There are two numbers you need to know about the state of Ventura County’s $2.3 billion budget — 87.8 percent and $150 million.
The 87.8 percent is the funded level for the county’s pension obligations, a number that is within the range of full funding and well ahead of CalPERS current level of 70 percent.
The $150 million figure is the county’s rainy day fund, which is at its highest level in years and close to the county’s goal.
When we caught up with county CEO Mike Powers a few days after he presented the two numbers as part of his annual “State of the County” talk to the Ventura County Taxpayers Association, he added that the rainy day fund is in addition to around $70 million in reserves in accounts dedicated to IT improvements and infrastructure projects.
Ventura County is investing heavily in advanced technology to reduce the cost of government services and was recognized as one of the top five “Digital Counties” in the nation by the Center for Digital Government. It is using IOT sensor technology to improve water management and artificial intelligence for crime analysis.
As the Business Times reported earlier, the county is fostering partnerships to develop the startup culture, particularly in the Camarillo-Oxnard-Ventura area, putting together Naval Base Ventura County, Matter Labs and the Port of Hueneme in a combined effort.

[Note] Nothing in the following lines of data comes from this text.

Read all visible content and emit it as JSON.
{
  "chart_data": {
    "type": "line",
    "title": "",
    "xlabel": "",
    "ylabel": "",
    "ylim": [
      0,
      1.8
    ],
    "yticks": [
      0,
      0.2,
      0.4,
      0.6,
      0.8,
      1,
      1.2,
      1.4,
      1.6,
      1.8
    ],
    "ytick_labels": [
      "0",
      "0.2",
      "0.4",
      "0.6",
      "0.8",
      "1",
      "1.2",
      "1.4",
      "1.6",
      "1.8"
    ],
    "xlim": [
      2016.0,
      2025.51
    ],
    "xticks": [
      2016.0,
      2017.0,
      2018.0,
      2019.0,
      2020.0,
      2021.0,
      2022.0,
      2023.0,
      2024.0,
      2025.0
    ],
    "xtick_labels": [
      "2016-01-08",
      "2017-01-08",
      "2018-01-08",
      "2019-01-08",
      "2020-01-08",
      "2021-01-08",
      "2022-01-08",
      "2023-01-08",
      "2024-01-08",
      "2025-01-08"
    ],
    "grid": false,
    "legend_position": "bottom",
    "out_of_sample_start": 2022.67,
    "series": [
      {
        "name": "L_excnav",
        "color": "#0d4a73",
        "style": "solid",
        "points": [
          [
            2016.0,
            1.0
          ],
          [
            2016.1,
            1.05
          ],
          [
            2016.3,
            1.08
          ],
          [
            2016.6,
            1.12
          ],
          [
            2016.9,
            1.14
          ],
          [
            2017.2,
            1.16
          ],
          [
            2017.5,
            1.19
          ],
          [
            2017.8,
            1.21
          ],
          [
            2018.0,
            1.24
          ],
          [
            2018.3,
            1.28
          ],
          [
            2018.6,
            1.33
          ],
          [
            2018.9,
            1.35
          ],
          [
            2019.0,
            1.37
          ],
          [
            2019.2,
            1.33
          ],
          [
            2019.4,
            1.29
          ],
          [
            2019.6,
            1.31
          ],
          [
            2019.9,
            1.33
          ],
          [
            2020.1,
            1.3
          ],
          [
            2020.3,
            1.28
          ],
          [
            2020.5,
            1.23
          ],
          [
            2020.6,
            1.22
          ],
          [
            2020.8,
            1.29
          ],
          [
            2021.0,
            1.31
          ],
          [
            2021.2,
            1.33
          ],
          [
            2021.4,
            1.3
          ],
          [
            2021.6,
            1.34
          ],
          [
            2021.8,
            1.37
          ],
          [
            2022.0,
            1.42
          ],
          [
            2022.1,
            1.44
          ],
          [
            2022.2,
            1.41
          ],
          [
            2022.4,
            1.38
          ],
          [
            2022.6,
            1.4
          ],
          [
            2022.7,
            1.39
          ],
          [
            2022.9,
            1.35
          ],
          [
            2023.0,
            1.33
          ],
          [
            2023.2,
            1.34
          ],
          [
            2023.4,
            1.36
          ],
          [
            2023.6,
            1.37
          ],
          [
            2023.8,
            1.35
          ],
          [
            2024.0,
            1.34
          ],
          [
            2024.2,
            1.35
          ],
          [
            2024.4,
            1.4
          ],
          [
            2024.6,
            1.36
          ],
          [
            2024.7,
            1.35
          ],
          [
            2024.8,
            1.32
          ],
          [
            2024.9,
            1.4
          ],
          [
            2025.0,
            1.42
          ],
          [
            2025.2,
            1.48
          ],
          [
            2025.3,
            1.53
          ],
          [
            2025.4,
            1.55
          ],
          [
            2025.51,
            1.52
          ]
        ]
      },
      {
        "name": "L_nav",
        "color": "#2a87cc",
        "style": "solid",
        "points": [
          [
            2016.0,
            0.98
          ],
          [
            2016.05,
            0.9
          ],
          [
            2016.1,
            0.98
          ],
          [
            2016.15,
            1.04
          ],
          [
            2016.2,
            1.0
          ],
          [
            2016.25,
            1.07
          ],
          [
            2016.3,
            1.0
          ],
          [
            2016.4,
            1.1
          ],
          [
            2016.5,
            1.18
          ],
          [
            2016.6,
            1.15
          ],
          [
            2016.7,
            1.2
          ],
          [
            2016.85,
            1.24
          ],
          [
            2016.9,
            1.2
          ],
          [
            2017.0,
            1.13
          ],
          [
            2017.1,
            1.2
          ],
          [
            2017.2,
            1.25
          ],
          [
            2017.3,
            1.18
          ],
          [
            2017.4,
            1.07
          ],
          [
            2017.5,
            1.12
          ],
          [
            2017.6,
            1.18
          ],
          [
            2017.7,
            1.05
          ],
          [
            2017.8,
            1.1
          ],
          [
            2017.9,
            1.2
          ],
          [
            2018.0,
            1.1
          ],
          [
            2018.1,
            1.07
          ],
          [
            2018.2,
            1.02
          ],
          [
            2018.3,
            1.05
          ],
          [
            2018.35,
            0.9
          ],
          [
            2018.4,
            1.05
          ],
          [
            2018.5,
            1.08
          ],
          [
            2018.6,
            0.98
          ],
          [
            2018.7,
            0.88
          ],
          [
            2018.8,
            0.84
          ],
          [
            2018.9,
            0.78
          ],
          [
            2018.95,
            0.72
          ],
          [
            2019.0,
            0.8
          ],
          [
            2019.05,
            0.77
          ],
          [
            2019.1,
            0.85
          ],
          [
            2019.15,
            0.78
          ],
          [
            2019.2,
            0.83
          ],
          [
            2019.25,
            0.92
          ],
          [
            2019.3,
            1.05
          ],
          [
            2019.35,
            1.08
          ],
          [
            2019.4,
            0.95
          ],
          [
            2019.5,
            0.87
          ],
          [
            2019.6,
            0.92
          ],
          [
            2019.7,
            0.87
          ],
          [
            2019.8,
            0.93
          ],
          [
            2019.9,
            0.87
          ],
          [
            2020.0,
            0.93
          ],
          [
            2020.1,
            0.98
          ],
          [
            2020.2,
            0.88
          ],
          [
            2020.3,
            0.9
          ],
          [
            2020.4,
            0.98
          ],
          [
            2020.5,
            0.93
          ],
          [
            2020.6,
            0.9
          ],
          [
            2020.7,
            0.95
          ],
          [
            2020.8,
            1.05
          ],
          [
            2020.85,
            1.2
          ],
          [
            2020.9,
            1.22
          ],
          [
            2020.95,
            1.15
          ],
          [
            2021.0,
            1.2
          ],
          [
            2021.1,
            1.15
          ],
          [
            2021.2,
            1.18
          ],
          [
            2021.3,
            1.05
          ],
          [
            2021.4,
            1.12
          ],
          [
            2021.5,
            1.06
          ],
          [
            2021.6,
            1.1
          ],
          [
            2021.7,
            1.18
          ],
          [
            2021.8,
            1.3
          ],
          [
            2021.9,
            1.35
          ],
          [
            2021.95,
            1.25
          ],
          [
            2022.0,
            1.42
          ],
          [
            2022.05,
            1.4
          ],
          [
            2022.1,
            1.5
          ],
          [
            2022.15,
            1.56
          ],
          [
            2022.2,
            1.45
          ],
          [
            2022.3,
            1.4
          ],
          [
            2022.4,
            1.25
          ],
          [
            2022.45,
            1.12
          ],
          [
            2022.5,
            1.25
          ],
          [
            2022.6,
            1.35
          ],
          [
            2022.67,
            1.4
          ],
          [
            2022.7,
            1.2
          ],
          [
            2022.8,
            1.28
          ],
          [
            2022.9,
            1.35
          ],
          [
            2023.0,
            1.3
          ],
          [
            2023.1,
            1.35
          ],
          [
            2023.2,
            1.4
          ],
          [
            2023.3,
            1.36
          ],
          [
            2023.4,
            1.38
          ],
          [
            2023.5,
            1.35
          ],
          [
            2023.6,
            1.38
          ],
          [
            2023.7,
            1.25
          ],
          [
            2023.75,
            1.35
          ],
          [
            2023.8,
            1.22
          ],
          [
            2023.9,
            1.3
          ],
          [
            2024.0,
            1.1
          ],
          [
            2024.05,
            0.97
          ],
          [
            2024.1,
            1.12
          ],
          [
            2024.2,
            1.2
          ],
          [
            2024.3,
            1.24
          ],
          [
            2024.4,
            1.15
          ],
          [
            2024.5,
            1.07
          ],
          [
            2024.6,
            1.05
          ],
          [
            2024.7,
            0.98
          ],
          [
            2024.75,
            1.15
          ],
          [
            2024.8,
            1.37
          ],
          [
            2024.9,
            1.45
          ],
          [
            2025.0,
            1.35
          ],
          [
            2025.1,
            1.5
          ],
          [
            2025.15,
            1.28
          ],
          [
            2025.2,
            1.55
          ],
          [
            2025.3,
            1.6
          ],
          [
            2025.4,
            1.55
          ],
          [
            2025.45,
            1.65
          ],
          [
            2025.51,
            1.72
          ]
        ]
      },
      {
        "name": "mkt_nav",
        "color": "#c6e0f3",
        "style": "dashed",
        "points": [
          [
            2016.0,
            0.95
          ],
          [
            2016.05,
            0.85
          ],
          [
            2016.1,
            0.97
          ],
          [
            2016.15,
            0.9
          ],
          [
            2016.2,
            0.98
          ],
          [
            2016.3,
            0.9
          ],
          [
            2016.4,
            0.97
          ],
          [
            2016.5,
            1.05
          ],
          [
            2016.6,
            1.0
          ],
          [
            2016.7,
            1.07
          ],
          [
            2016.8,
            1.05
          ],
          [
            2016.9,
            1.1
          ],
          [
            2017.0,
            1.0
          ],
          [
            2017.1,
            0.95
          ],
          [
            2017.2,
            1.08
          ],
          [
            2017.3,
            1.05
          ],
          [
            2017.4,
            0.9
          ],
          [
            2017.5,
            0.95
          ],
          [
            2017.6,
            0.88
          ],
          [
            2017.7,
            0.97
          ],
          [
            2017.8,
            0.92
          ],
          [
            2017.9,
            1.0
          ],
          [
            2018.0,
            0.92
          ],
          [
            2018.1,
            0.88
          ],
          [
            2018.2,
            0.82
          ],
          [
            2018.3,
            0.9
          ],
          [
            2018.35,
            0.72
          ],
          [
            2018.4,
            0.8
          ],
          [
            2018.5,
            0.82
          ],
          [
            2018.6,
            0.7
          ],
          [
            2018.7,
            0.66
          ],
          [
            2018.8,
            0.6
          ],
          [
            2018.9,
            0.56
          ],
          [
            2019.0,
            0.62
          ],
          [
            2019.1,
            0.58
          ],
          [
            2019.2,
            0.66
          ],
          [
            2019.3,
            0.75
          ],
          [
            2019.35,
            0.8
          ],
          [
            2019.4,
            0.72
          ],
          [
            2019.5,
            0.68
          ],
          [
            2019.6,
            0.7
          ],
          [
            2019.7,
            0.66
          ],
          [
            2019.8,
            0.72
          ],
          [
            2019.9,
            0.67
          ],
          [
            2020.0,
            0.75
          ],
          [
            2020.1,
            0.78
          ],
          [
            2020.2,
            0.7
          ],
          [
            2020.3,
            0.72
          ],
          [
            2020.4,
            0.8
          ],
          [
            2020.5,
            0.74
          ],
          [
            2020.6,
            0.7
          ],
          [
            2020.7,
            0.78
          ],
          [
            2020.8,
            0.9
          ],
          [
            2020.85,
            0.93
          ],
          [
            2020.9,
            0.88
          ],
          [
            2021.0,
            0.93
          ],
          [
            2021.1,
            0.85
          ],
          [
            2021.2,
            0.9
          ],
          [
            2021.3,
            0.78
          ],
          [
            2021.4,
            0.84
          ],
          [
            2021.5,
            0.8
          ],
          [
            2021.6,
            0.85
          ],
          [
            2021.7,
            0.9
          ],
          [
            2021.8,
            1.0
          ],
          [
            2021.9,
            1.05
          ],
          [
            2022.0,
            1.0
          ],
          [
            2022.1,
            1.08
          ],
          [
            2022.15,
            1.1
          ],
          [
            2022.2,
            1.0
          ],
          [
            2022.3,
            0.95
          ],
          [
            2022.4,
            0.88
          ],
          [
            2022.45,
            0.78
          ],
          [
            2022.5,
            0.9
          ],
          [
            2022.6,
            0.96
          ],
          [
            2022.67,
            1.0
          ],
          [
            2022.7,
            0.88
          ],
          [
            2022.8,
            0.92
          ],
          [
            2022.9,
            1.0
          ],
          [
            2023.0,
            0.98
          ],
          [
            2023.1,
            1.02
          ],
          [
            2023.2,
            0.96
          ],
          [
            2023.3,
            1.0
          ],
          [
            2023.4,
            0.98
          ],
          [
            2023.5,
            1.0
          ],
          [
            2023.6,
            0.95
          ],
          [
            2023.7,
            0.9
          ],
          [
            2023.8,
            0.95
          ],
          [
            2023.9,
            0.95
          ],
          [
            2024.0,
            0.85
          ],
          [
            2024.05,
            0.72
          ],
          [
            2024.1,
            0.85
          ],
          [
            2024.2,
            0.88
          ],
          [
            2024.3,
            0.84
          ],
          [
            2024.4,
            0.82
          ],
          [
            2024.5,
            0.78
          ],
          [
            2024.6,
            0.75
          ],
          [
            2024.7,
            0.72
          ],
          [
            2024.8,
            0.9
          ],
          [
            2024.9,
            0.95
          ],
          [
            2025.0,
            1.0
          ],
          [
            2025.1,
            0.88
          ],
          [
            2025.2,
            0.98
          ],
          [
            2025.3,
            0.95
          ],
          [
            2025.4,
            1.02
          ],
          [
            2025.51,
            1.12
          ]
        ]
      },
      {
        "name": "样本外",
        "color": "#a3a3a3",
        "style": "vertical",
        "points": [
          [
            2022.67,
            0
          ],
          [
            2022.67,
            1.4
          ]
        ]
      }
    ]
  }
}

All of this is to say that at a time when the nation’s finances are a fiscal mess, Ventura County has its eye focused on economic vitality and fiscal stability.
There are some weak points.
It is still expensive and time consuming to develop housing, particularly in larger cities and unincorporated areas where rebuilding from fires has been slow. Manufacturing and better paying jobs — except for health care — are not growing as fast as tourism and retail employment.
Transportation projects don’t enjoy the funding base that comes from a dedicated sales tax as in other large counties.
But 10 years after the recession, Ventura County’s finances are in very good shape, as recognized by bond rating agency Moody’s, which rates the county’s debt AAA with a positive trend.
RATE CUTS HURT PENSION FUNDS
Speaking of public pensions, it is worth noting that CalPERS once again fell short of its 7 percent benchmark in the most recent fiscal year.
Stock market volatility played a part but so did ultra-low interest rates, which affect the returns on cash, notes, bonds, mortgages and other debt-like instruments. Pension funds count on the safety of bonds and reliable income that historically has been 3 percent or more depending on inflation and risk.
If large pensions can’t earn a reasonable return on their bond portfolios, they will have to reduce expected returns, cut benefits, increase contributions, take more risks or some combination of the above.
Federal Reserve rate cuts can keep the economy growing in the short term but punishing savers and pension funds has long-term consequences.